アルサイフがプロ初戦でどのような試合を見せるかは、今後のPFL MENAの見せ方にも関わってくる。
コーメインはマリク・バサヘル
コーメインには、マリク・バサヘル vs イマド・エル・アザミが組まれた。
バサヘルはサウジアラビアのフライ級プロスペクトで、無敗のままPFL MENAで勝利を重ねている選手だ。
対するエル・アザミもモロッコの新鋭であり、地域内の若手同士による一戦となる。
中東・北アフリカ地域の選手を育て、トーナメントやショーケースを通じてスター候補を作ることに意味がある。
その点で、アルサイフとバサヘルが同じ大会に並ぶことは象徴的だ。
フェザー級とウェルター級のトーナメントも継続
PFL MENA 10では、ショーケースだけでなく、フェザー級とウェルター級のトーナメントも行われる。
フェザー級では、ラシッド・エル・ハズーム vs アーメド・タレク、エリアス・ブデグザム vs フセイン・サレムが予定されている。
ウェルター級では、バドレディン・ディアニ vs ユーセフ・アデル、オマール・フセイン vs アーメド・ダルウィッシュ、ウィサム・アクムーシュ vs アブデルクリム・ゾウアドなどが組まれた。
PFLの特徴は、シーズン制とトーナメント性にある。
1試合の勝敗が、そのまま次のステージにつながる。
地域リーグで勝ち残ることで、PFL MENA王座や、より大きな舞台への足がかりが見えてくる。
中東・北アフリカのフェザー級、ウェルター級で、次に名前を上げる選手を見つける大会でもある。
PFL MENAの狙い
PFL MENAは、地域市場を作ろうとしている。
世界中から完成されたスターを集めるのではなく、地域内の選手をシーズン制で競わせ、そこから新しいスターを生み出す。
このモデルは、サウジアラビアや中東地域でMMAを根づかせるうえで分かりやすい。
さらに地元選手が勝ち上がる。
トーナメントを通じて、勝者の物語が積み上がっていく。
PFL MENA 10は、その流れの中にある大会だ。
リヤド開催で仕切り直しへ
ジェッダ大会として予定されていたPFL MENA 10は、一度延期を経て、リヤド開催として仕切り直されることになった。

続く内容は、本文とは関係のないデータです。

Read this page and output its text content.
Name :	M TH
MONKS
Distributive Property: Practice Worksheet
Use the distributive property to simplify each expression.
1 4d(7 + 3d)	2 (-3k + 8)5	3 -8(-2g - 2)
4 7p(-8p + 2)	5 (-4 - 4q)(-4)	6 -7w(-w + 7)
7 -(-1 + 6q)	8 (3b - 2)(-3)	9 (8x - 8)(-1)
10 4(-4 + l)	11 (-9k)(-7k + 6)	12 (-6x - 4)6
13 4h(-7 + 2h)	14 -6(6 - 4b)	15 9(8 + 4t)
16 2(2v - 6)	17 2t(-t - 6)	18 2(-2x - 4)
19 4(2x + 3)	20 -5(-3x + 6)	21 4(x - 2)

大会運営としては予定変更だが、見方を変えれば、リヤドでアルサイフのプロデビューを打ち出す形になったとも言える。
地元サウジアラビアの注目選手をメインに置き、さらに無敗のバサヘルをコーメインに配置する。
そこにフェザー級、ウェルター級のトーナメントを組み合わせることで、イベント全体としても地域色の強いカードになった。
なお、当初予定されていたU-NEXTでのライブ配信は、大会延期に伴い見送りと案内されている。
7月10日にリヤドで開催される新日程の大会がU-NEXTで配信されるかは、現時点では確認できていない。
PFL MENA 10は、中東MMAの現在地を見るうえで分かりやすい大会になる。
ハッタン・アルサイフはプロの舞台で期待に応えられるのか。
そして、PFL MENAから次の国際級ファイターは出てくるのか。
リヤド大会は、その答えを探る一夜になりそうだ。